A credit downgrade by Moody’s would follow similar moves by Fitch, which in August 2023 lowered its rating of America’s credit by a notch. The agency pointed to Uncle Sam’s “high and growing general government debt burden.” Back in 2011, S&P Global Ratings, too, lowered America’s creditworthiness, noting that “elected officials remain wary of tackling the structural issues required to effectively address the rising U.S. public debt burden.”
Moody’s, though touting the “extraordinary” resilience of America’s economy, as well as what the FT describes as “the role of the dollar and the Treasury market as backbones of the global financial system,” is raising concerns about the impact of Trump administration policies on Uncle Sam’s fiscal health. Moody’s, in particular, sees the prospect of “sweeping tariffs and plans for tax cuts” doing “more harm than good for government revenues.”
That warning against tax cuts betrays an ideological view that is rejected by the Trump administration. It sees the plans for tax cuts, combined with deregulation of the economy and strategic use of tariffs — all part of “one big beautiful bill,” as President Trump likes to say — as facets of a pro-growth agenda that will, in the medium term, yield greater tax revenues. The pro-growth tax cuts are at the heart of Mr. Trump’s second term strategy.
In any event, the warning from Moody’s, the FT reports, “comes amid a furious debate on Capitol Hill,” and within the White House, “over how to place the US on a more sustainable fiscal path.” The “rapidly rising debt and deficit,” the FT adds, “could ultimately dent demand for Treasuries.” Pimco, a key bond manager, has already cautioned that it has “sustainability questions” that make the firm hesitant to buy long-term American debt.
Such doubts could make it more expensive for America to borrow, leading to a kind of downward spiral of debt. The atmosphere of uncertainty is underscored by questions over whether the GOP Congress can enact necessary spending trims as it moves ahead on budget legislation. Plus, too, the Congressional Budget Office forecasted today that America “is likely to breach its debt limit in August or September if Congress doesn’t act,” Politico reported.
Yet that “doomsday date,” Politico adds, “could come as early as late May or sometime in June if tax receipts come in well below predictions this spring.” With the debt soaring past $36 trillion with no sign of slowing down, it’s no wonder that Moody’s is writing of “increasing risks that the deterioration of US fiscal strength may no longer be fully offset by its extraordinary strength.” The danger, Politico reports, is of an explicit default on America’s debt.
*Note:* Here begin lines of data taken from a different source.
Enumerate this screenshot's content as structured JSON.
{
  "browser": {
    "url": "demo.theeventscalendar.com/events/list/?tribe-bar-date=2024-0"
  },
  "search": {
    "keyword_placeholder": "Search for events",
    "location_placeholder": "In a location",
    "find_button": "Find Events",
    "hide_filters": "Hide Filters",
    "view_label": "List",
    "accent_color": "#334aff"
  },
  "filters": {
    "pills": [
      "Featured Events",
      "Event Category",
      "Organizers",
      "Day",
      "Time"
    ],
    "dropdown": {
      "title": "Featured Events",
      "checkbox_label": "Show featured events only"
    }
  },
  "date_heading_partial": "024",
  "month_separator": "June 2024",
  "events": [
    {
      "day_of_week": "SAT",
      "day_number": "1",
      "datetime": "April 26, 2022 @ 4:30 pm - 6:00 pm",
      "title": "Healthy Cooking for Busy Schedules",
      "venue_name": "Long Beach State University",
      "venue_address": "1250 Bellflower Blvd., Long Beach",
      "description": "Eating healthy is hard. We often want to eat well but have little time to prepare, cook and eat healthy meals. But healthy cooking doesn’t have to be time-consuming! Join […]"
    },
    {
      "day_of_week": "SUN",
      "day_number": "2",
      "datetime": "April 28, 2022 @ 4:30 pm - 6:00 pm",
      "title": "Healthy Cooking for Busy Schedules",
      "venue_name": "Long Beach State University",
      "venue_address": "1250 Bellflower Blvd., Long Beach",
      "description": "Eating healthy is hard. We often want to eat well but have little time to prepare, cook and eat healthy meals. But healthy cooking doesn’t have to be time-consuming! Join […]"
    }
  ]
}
Yet the plunging value of the dollar in terms of gold — to less than a 3,000th of an ounce — signals the larger default that has already taken place and enabled the glut of federal debt. Avoiding an outright failure to repay America’s obligations is, to be sure, a priority in the months ahead for Mr. Trump and Congress. Yet a true revival of America’s creditworthiness would require restoring honest money and bringing the debt back down to earth.